Aquí se revela algo cierto a propósito del yo y su carácter incontenible o irresponsable: el pequeño disturbio que produce la libertad en almas por otra parte ordenadas, la grieta que produce la libertad en el yo, su gratuidad o su exceso, las propinas que se da a sí mismo. El señor Omer está decidido a «ser él mismo», aunque eso signifique comparar la moda en ropa con los patrones de morbilidad. Sin embargo, uno no afirmaría que el señor Omer es un personaje «redondo». Existe durante apenas un minuto. Pero en contra de lo que afirma Forster, un personaje plano como el señor Omer es capaz de sorprendernos de verdad. El asunto estriba en que solo necesita sorprendernos una vez y luego ya puede desaparecer de escena.
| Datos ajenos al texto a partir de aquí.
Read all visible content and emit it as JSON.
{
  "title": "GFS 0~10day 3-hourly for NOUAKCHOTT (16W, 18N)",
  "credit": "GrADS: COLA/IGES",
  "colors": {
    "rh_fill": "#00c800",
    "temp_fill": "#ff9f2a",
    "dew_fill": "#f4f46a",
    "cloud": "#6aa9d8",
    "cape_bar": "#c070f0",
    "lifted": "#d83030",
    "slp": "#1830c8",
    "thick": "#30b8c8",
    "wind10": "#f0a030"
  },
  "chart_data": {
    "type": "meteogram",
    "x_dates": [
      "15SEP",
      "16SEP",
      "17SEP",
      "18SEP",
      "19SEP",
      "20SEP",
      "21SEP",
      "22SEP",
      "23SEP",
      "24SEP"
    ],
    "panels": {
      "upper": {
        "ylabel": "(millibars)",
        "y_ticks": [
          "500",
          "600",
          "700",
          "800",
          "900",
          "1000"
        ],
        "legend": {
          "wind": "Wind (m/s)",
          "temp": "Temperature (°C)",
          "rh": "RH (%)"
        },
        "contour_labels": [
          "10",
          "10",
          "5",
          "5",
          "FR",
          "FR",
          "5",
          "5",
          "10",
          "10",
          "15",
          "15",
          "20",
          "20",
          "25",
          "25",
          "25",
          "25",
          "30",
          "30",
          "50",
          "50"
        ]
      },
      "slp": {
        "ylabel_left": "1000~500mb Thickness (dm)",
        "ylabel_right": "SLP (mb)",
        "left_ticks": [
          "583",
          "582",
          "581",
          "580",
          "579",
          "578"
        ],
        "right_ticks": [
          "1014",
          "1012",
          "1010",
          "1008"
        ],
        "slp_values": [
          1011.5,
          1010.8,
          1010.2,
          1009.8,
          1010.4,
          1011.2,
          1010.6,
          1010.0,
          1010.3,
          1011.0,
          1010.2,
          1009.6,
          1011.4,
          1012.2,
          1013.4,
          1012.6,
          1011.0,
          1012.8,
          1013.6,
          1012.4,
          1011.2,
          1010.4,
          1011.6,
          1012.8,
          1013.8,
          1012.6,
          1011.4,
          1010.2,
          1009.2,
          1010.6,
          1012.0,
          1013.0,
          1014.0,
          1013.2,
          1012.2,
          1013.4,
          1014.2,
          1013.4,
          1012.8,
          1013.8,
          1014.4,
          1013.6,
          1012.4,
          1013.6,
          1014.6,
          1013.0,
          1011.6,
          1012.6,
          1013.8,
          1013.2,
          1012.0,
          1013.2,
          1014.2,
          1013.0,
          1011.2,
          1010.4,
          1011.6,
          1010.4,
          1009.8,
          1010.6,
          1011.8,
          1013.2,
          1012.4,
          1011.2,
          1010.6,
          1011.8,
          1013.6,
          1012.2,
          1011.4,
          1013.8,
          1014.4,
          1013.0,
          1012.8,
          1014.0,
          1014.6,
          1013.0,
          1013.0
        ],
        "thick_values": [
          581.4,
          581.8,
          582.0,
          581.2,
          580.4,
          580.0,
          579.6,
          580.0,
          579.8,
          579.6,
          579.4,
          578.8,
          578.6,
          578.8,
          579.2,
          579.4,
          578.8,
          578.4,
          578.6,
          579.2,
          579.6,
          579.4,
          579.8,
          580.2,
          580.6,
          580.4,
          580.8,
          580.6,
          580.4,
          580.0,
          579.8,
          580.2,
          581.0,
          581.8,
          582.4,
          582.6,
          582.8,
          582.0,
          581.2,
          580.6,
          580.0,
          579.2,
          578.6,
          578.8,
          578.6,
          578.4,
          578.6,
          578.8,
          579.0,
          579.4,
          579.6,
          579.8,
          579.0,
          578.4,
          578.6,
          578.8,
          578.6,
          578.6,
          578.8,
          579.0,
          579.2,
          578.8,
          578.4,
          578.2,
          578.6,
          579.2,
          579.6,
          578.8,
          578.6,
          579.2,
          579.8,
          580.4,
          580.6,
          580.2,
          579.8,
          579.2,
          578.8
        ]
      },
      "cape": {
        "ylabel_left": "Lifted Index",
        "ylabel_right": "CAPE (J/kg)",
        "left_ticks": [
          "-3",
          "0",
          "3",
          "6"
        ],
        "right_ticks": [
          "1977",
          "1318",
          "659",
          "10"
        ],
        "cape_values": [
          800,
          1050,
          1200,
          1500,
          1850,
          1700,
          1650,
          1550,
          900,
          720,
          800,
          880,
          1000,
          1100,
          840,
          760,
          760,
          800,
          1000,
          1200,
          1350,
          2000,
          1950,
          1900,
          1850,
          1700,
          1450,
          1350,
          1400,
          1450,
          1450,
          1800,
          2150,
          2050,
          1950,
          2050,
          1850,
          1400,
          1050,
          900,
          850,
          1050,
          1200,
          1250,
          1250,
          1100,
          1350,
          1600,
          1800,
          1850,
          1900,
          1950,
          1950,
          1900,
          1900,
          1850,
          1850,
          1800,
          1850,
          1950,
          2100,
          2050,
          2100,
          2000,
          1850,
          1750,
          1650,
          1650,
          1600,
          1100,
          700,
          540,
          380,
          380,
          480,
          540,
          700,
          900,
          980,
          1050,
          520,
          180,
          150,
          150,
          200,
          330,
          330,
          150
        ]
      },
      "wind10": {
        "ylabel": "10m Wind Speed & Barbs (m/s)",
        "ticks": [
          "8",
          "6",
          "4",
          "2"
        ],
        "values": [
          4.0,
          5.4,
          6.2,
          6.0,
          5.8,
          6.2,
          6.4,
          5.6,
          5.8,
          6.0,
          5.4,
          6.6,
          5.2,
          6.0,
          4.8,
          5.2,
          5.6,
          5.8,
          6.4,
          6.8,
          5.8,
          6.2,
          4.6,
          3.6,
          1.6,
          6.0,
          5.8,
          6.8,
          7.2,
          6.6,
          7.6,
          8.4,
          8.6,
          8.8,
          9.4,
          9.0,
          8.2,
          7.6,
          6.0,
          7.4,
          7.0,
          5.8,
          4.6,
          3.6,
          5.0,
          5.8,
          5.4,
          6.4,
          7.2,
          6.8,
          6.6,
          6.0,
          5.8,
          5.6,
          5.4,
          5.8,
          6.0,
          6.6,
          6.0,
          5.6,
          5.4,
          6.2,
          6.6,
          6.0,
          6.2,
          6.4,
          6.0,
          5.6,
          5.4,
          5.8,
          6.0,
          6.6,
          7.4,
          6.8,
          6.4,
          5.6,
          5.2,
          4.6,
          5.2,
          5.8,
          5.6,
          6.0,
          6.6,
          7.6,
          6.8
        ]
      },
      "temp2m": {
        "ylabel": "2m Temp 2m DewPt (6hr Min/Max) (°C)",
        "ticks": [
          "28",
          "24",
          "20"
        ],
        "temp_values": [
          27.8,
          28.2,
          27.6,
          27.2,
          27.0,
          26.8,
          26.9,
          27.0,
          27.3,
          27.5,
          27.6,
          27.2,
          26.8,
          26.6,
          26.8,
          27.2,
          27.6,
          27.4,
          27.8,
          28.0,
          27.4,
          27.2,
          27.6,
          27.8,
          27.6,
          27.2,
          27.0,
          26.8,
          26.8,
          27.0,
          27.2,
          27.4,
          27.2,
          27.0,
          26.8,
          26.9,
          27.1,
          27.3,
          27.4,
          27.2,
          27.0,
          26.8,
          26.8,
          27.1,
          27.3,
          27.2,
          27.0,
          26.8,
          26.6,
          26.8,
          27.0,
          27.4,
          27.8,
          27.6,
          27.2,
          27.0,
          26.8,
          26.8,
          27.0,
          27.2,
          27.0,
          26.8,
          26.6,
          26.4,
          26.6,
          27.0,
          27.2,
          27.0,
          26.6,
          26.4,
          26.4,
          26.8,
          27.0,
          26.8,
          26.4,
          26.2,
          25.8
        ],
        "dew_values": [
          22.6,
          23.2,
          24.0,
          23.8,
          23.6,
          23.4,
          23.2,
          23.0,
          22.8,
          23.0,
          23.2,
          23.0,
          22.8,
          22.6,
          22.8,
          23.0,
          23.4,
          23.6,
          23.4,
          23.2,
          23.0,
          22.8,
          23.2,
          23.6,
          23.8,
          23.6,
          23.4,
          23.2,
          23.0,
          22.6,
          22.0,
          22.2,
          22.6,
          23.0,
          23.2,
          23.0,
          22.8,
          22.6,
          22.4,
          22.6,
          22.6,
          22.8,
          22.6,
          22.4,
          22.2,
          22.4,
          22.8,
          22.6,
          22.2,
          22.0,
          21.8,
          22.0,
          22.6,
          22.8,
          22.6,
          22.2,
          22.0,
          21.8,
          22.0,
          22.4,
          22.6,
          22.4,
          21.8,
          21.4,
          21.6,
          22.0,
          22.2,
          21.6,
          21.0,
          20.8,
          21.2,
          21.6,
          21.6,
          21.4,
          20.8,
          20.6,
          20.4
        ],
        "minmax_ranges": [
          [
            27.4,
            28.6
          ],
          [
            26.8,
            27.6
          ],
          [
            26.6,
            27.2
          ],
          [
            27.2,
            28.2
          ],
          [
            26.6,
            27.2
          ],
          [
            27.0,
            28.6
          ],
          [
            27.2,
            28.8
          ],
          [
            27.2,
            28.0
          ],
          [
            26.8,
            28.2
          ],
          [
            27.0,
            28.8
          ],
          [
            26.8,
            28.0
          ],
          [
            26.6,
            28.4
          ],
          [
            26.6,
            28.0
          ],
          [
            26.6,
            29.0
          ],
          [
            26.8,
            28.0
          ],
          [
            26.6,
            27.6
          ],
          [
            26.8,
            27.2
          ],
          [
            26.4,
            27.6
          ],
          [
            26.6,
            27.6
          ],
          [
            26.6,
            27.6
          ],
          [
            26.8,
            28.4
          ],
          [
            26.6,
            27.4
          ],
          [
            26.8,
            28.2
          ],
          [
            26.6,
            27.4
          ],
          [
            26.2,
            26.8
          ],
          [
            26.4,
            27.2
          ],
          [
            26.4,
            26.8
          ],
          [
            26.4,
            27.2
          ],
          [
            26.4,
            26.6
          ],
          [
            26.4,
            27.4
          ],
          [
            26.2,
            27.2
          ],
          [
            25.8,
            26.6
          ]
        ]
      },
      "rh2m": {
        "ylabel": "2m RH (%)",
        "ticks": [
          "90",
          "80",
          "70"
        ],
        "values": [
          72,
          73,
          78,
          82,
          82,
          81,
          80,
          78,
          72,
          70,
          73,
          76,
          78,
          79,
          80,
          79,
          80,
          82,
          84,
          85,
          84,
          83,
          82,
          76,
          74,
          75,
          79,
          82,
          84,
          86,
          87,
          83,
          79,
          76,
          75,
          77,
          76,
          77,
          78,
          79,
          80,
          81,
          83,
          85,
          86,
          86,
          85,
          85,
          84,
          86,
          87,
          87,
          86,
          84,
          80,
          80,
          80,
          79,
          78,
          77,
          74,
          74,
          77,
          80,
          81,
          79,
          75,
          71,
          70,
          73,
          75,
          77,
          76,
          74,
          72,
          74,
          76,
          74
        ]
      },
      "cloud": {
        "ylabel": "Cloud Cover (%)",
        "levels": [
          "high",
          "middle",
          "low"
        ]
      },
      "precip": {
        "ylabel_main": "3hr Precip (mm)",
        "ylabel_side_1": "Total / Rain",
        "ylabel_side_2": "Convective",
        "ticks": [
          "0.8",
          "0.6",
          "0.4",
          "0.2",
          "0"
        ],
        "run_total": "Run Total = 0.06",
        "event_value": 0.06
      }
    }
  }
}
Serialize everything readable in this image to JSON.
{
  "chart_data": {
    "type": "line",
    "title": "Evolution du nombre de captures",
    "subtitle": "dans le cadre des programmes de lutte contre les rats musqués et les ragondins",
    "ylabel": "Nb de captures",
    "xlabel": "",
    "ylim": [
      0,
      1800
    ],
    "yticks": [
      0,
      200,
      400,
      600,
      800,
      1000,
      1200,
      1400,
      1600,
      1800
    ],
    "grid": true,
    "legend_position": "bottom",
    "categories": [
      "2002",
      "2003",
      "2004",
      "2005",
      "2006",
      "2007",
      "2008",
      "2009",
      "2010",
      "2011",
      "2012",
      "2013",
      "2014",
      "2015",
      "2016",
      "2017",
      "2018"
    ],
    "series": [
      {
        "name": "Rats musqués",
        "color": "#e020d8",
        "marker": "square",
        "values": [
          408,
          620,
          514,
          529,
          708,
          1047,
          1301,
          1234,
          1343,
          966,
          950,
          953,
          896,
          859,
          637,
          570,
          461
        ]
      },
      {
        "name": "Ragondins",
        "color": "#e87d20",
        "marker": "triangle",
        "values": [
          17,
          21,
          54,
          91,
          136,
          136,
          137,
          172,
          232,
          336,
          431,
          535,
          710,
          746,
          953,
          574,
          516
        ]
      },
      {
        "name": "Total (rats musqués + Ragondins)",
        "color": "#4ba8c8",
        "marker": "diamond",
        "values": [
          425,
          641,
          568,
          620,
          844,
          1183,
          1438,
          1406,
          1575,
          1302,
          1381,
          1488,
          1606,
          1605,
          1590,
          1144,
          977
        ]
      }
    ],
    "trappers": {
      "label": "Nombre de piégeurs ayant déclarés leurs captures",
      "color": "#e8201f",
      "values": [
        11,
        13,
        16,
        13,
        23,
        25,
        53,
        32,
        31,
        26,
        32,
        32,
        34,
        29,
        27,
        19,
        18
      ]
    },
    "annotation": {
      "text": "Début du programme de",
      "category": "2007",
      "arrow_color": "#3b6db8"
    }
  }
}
La muletilla de la señora Micawber, «nunca abandonaré al señor Micawber», nos dice algo de la manera que tiene ella de guardar las apariencias y de mantener una ficción pública y teatral y, por tanto, nos dice también algo cierto acerca de «ella»; pero el granjero que dice «Voy a arar esos tojos» no mantiene ninguna ficción similar de interés sobre sí mismo, se limita a mostrarse estoico o cotidiano y, por tanto, no sabemos nada de su verdadero ser detrás de ese latiguillo. Lo único que hace es afirmar sus intenciones agronómicas. Por eso es tan aburrido; la «coherencia» no tiene nada que ver con ello. Y todos conocemos a personas en la vida real que, como la señora Micawber, usan una serie de frases hechas y etiquetas y gestos repetitivos para mantener un cierto tipo de actuación.